Celebrating Two Decades of Buddhist Studies Excellence in Hong Kong

Despite never having been an alumnus of the Centre of Buddhist Studies, it was a delight to attend its grand 20th anniversary on 3 December. The circle of CBS is vast, and it felt like returning home to multiple sub-communities of friends and associates, from counselling to Pali studies to Dunhuang research. There were performances encompassing the shakuhachi, Plum Village’s English-language monastic choirs, chanting by the Buddha-Dharma Centre of Hong Kong, and Dharma Drum’s stellar taiko ensemble. Old friends assembled to congratulate the Centre and its staff and students for two decades of educating Hongkongers and people from around the world about the profound depths of the Buddhist tradition.   

Image courtesy of HKU CBS

I have known and worked with, with varying degrees of familiarity, most of the directors at CBS. I remember Ven. Jingyin, who I worked under briefly as a Mahayana Buddhism teaching assistant. In recalling CBS’s various directorship styles over the past twenty years, I particularly have in mind Ven. Hin Hung. Over 13 years ago, after my BA, I was thinking over where would be an ideal place to do postgraduate Buddhist Studies. At some point I was told that Ven. Hin Hung had read Buddhist Studies at SOAS, and I somehow got the idea that there was a tradition for Hong Kong Buddhist leaders, academics and religious professionals to go to SOAS.  

Dr. Halkias, director of the Center. Image courtesy of HKU CBS

This was a completely made-up and incorrect impression regardless of SOAS’s genuinely solid reputation, but my self-imagined delusion brought me there anyway. So in a small and weird but very real way, I owe the Venerable a debt for my lifelong academic interests and, indeed, my present work. To me, my experience has been one of the many global ripples that touch CBS and institutions of similar interests.

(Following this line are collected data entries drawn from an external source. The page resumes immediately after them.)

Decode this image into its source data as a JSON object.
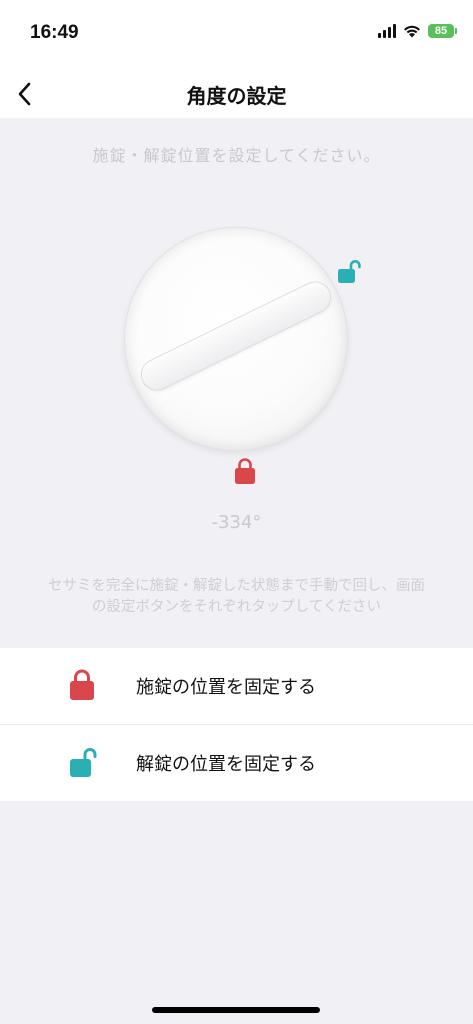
{
  "status_bar": {
    "time": "16:49",
    "battery": "85"
  },
  "nav": {
    "title": "角度の設定"
  },
  "main": {
    "instruction": "施錠・解錠位置を設定してください。",
    "angle": "-334°",
    "hint_line1": "セサミを完全に施錠・解錠した状態まで手動で回し、画面",
    "hint_line2": "の設定ボタンをそれぞれタップしてください"
  },
  "actions": [
    {
      "label": "施錠の位置を固定する",
      "icon": "lock-icon",
      "color": "#d9474a"
    },
    {
      "label": "解錠の位置を固定する",
      "icon": "unlock-icon",
      "color": "#2ab0b4"
    }
  ],
  "colors": {
    "lock": "#d9474a",
    "unlock": "#2ab0b4",
    "background": "#f1f0f5"
  }
}
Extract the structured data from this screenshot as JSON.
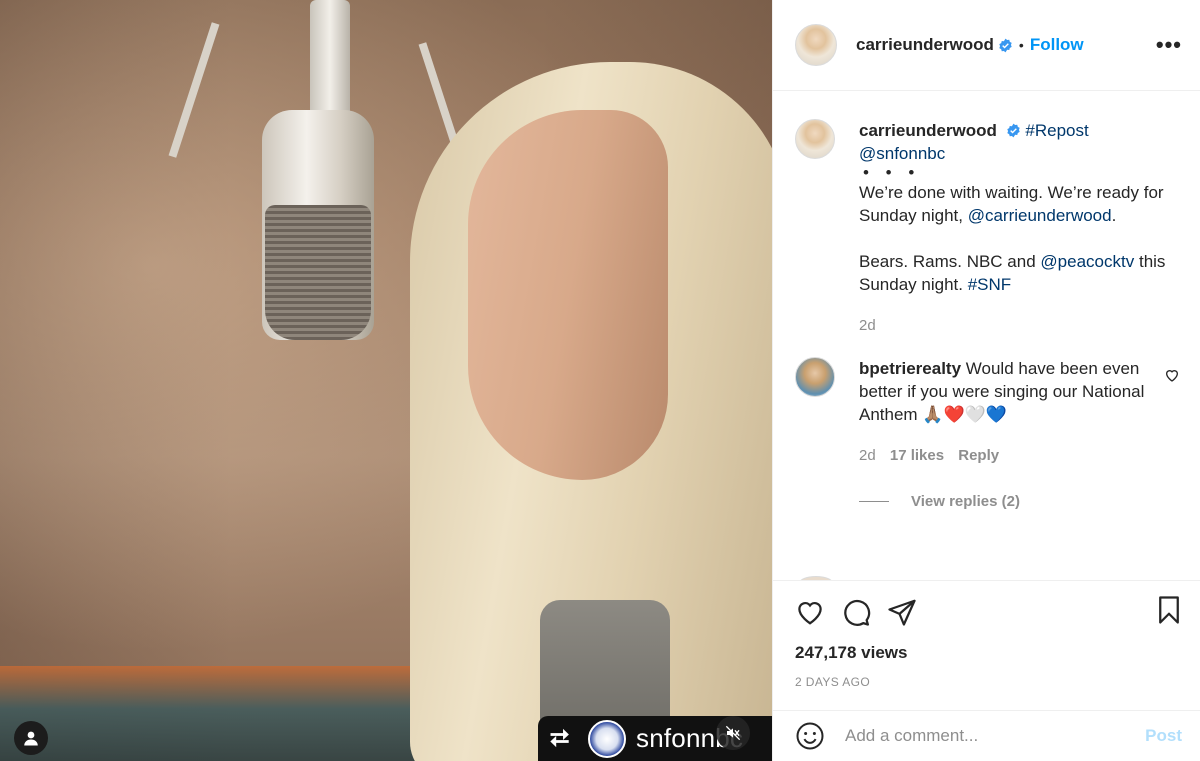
{
  "header": {
    "username": "carrieunderwood",
    "separator": "•",
    "follow_label": "Follow",
    "more_label": "•••"
  },
  "caption": {
    "username": "carrieunderwood",
    "repost_tag": "#Repost",
    "repost_handle": "@snfonnbc",
    "ellipsis": "• • •",
    "line1": "We’re done with waiting. We’re ready for Sunday night,",
    "mention": "@carrieunderwood",
    "period": ".",
    "line2_start": "Bears. Rams. NBC and",
    "mention2": "@peacocktv",
    "line2_end": "this Sunday night.",
    "hashtag": "#SNF",
    "time": "2d"
  },
  "comment": {
    "username": "bpetrierealty",
    "text": "Would have been even better if you were singing our National Anthem 🙏🏽❤️🤍💙",
    "time": "2d",
    "likes": "17 likes",
    "reply_label": "Reply",
    "view_replies": "View replies (2)"
  },
  "actions": {
    "views": "247,178 views",
    "date": "2 DAYS AGO"
  },
  "comment_box": {
    "placeholder": "Add a comment...",
    "post_label": "Post"
  },
  "media": {
    "repost_icon": "⮂",
    "repost_account": "snfonnbc"
  },
  "colors": {
    "accent": "#0095f6",
    "link": "#00376b",
    "muted": "#8e8e8e",
    "post_disabled": "#b2dffc"
  },
  "icons": [
    "user-tag-icon",
    "mute-icon",
    "repost-icon",
    "verified-icon",
    "heart-icon",
    "comment-icon",
    "share-icon",
    "bookmark-icon",
    "emoji-icon",
    "more-icon"
  ]
}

Ven. Hin Hung with Raymond Lam. Image by the author

Each director confronts the challenge of keeping the center financially healthy. Ven. Hin Hung attracted a considerable base of students by touting “sustainable happiness” as both a state of mind and scholarly aspiration. Since then, this paradigm has served its purpose and it is time for a new approach to the needs of Buddhist Studies in 2024 and beyond. Dr. Giorgios Halkias, the present director, favors the privileging of “wisdom and compassion” as time-honored Buddhist concepts that are needed more than ever in our exceptionally troubled world. Thanks to his stewardship, the CBS team is in high morale and confident in the Center’s vision. It is fitting that we celebrated its 20th Anniversary under his watch.